Maka dari itu, di negara maju, pendidikan baik di sekolah maupun di keluarga berorientasi pada wellbeing atau kebahagiaan anak-anak.
Sementara pendidikan di Indonesia saat ini masih beroriantasi pada akademik. Orientasi pada akademik ini, membuat kemampuan anak mengelola dan menyeleksi guyuran berbagai informasi di era digital menjadi terbatas karena tidak pernah dilatih di sekolah.
"Termasuk membuat keputusan, meregulasi diri kan nggak pernah dilatih di sekolah. Karena kiblatnya pendidikan Indonesia bukan di wellbeing, kiblatnya pendidikan Indonesia di akademik, literasi, nomerasi, sains," tuturnya.

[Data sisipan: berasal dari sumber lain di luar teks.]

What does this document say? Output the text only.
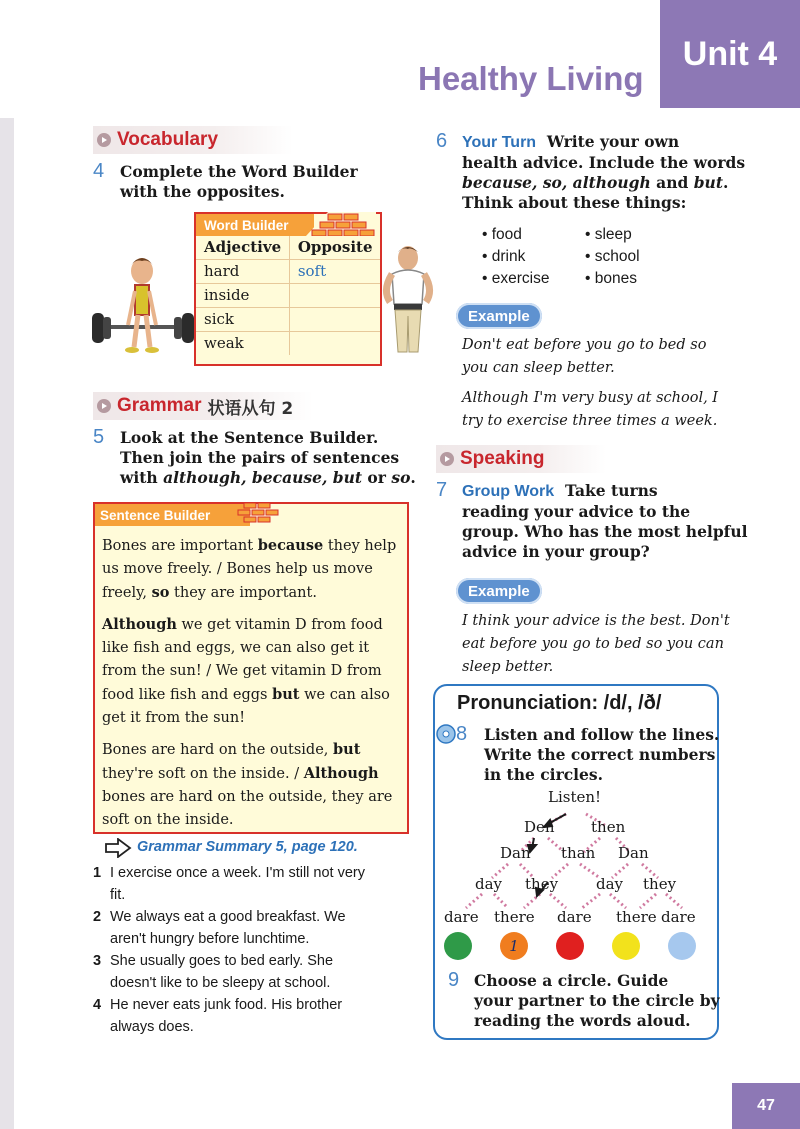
Unit 4
Healthy Living
47
Vocabulary
4 Complete the Word Builder
with the opposites.
Word Builder
Adjective	Opposite
hard	soft
inside	
sick	
weak	
Grammar 状语从句 2
5 Look at the Sentence Builder.
Then join the pairs of sentences
with although, because, but or so.
Sentence Builder

Bones are important because they help us move freely. / Bones help us move freely, so they are important.

Although we get vitamin D from food like fish and eggs, we can also get it from the sun! / We get vitamin D from food like fish and eggs but we can also get it from the sun!

Bones are hard on the outside, but they're soft on the inside. / Although bones are hard on the outside, they are soft on the inside.

Grammar Summary 5, page 120.
1 I exercise once a week. I'm still not very
fit.
2 We always eat a good breakfast. We
aren't hungry before lunchtime.
3 She usually goes to bed early. She
doesn't like to be sleepy at school.
4 He never eats junk food. His brother
always does.
6 Your Turn Write your own
health advice. Include the words
because, so, although and but.
Think about these things:
• food
• drink
• exercise
• sleep
• school
• bones
Example
Don't eat before you go to bed so
you can sleep better.
Although I'm very busy at school, I
try to exercise three times a week.
Speaking
7 Group Work Take turns
reading your advice to the
group. Who has the most helpful
advice in your group?
Example
I think your advice is the best. Don't
eat before you go to bed so you can
sleep better.
Pronunciation: /d/, /ð/
8 Listen and follow the lines.
Write the correct numbers
in the circles.
Listen!
Den then
Dan than Dan
day they	day they
dare there dare there dare
1
9 Choose a circle. Guide
your partner to the circle by
reading the words aloud.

Baca juga: UGM Akan Bentuk Satgas Kesehatan Mental
Di sisi lain dengan orientasi pada akademik, para guru juga tidak memiliki keterampilan untuk menghadapi persoalan-persoalan anak. Termasuk memitigasi persoalan-persoalan anak.
"Ini kan ilmu perkembangan dan psikologi seharusnya, tidak pernah digali itu. Sehingga anak-anak ini mencari sendiri. Misalnya kalau dia capek, capek banget, stres banget, caranya menyalurkan gimana itu kan nggak tahu mereka. Larinya ada agresivitas, ada depresi, cemas, sampai itu tadi melukai itu. Sehingga itu menjadi tren baru," tandasnya.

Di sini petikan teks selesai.